The Problem: AI Models Aren’t Built for Long Sequences

Models like BERT and RoBERTa have revolutionized NLP, but they have a hard cap: they can only process inputs up to 512 tokens. For web pages — which often contain thousands — this means truncating content and losing context. Some recent models (like Longformer or BigBird) were designed to handle longer texts, but they come with high computational cost and longer training times.

For companies that rely on real-time classification or need to scale across thousands of domains, these solutions aren’t always practical.

Our Solution: Weighted Stratified Split Approach (WSSA)

Rather than modifying the model architecture, we took a data-centric approach. We created a lightweight preprocessing technique that works with existing transformer models and boosts their performance on long web pages.

Here’s how it works:

Chunking: Each long web page is split into multiple chunks of ~500 tokens — small enough to fit into standard transformers.
Smart Sampling: We apply a weighted stratified split that balances the training data by page length and category distribution. This avoids biasing the model toward short or long pages.
Chunk Voting: At inference, each chunk contributes a category prediction (‘votes’), and the final label is based on majority voting — giving the full page a voice without overwhelming the model.

This method allows BERT and RoBERTa to handle longer content more effectively, while keeping training and inference times reasonable.

Why It Works — And What We Found

We tested this approach on a real-world dataset of over 3,000 websites across 10 categories.
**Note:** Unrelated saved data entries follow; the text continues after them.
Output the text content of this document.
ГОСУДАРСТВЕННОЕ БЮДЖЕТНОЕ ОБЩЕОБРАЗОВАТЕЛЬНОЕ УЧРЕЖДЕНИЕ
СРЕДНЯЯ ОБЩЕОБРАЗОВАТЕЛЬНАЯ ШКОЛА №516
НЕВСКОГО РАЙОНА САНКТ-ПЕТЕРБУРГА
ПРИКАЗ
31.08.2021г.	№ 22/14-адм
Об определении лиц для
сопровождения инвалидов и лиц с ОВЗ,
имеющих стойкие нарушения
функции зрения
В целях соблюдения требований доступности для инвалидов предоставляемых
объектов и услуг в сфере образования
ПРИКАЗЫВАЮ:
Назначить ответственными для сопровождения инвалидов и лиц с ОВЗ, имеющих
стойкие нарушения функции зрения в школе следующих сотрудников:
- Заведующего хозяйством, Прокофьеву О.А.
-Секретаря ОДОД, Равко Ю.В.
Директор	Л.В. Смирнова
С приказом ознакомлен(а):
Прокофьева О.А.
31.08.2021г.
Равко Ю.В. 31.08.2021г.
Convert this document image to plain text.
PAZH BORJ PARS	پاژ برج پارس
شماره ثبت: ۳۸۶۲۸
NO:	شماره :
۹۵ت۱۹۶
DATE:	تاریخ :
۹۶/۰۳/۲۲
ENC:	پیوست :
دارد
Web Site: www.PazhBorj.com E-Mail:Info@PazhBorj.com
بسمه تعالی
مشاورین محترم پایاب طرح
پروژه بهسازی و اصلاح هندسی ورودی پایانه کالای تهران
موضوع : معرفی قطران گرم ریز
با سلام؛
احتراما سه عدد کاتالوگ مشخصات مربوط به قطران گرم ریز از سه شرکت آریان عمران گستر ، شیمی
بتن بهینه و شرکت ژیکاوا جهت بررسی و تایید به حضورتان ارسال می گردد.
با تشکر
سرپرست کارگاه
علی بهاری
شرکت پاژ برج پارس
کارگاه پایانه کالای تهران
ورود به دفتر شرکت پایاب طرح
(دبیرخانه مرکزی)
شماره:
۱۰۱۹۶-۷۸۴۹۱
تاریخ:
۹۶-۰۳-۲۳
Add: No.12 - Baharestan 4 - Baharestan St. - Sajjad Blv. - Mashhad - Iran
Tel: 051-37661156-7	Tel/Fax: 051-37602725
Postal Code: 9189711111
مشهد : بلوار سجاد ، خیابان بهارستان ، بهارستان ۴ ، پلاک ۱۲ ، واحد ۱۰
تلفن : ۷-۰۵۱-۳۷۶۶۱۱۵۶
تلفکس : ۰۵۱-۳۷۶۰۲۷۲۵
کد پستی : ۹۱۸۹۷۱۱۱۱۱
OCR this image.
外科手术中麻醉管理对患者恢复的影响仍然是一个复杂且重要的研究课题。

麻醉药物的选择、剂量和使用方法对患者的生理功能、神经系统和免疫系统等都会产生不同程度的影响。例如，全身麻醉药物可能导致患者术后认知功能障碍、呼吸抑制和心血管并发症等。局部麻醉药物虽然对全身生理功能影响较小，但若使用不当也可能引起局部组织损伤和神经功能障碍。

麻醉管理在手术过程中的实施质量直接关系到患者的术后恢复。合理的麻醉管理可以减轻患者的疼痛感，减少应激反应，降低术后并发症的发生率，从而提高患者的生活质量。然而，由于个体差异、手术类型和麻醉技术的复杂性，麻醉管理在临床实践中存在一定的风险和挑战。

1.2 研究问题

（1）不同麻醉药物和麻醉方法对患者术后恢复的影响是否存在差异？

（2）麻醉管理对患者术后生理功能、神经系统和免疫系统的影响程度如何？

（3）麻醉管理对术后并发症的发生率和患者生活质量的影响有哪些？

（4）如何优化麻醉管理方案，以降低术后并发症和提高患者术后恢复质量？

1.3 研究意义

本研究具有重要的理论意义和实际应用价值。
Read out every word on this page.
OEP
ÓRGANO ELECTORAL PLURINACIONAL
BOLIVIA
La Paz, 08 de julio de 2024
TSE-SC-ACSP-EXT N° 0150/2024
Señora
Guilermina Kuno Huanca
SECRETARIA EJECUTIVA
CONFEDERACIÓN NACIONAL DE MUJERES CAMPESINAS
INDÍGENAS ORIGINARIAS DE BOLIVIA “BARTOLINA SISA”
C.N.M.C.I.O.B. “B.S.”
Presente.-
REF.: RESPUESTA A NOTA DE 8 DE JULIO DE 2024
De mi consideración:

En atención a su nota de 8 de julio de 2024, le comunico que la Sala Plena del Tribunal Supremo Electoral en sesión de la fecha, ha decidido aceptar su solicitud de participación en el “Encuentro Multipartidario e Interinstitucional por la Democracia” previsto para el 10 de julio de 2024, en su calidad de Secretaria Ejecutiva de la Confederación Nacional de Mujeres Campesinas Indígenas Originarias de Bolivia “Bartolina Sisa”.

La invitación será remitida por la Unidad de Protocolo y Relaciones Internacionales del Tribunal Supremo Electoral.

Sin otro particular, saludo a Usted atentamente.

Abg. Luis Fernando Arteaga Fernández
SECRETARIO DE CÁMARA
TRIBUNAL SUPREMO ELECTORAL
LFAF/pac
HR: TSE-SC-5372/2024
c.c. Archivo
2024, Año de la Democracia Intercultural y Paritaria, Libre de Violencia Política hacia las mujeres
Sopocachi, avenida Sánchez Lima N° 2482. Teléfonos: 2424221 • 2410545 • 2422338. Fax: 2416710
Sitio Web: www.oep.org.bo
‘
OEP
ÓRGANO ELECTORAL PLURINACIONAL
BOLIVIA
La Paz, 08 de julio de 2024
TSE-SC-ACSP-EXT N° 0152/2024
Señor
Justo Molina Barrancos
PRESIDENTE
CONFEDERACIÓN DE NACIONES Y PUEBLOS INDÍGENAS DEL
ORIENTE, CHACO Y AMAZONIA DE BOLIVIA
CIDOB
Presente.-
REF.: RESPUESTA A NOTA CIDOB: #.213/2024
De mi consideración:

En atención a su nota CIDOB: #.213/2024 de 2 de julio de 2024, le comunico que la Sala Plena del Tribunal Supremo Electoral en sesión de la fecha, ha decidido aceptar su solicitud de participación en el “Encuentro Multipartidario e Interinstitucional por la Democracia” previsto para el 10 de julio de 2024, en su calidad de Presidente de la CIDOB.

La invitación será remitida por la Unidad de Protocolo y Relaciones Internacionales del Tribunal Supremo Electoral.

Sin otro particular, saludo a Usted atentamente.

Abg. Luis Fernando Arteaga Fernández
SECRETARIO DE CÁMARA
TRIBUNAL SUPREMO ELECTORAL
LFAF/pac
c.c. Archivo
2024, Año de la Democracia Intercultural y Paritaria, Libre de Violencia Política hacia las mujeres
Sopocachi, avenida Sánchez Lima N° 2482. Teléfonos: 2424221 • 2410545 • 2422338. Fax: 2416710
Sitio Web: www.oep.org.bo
Compared to traditional data splitting methods, WSSA led to:

Up to 4% higher accuracy for standard BERT and RoBERTa models.
Faster fine-tuning compared to Longformer and BigBird.
Lower inference latency, enabling near real-time classification.

Even more interesting: our lightweight setup outperformed specialized long-document transformers like Longformer and BigBird in many cases — especially when evaluating both the index page and surrounding web pages.

Business Benefits: Efficiency Without Compromise

For enterprise teams working on:

Web security and filtering
Content compliance and categorization
Information retrieval and user personalization

…this approach offers a high-accuracy, resource-efficient solution that scales.

By leveraging the WSSA strategy, businesses can continue using reliable transformer models (like BERT) without needing heavy infrastructure upgrades or long retraining cycles. It’s a plug-and-play boost for classification performance, ideal for teams looking to do more with less.

What’s Next

We’re actively exploring how this approach extends beyond websites to domains like document classification, legal text analysis, and even long-form chat transcripts.

As models get smarter and data gets longer, it’s clear that smart preprocessing can be just as powerful as smart architectures. And with WSSA, we’re bringing that power to the forefront — helping businesses unlock the full potential of AI, chunk by chunk.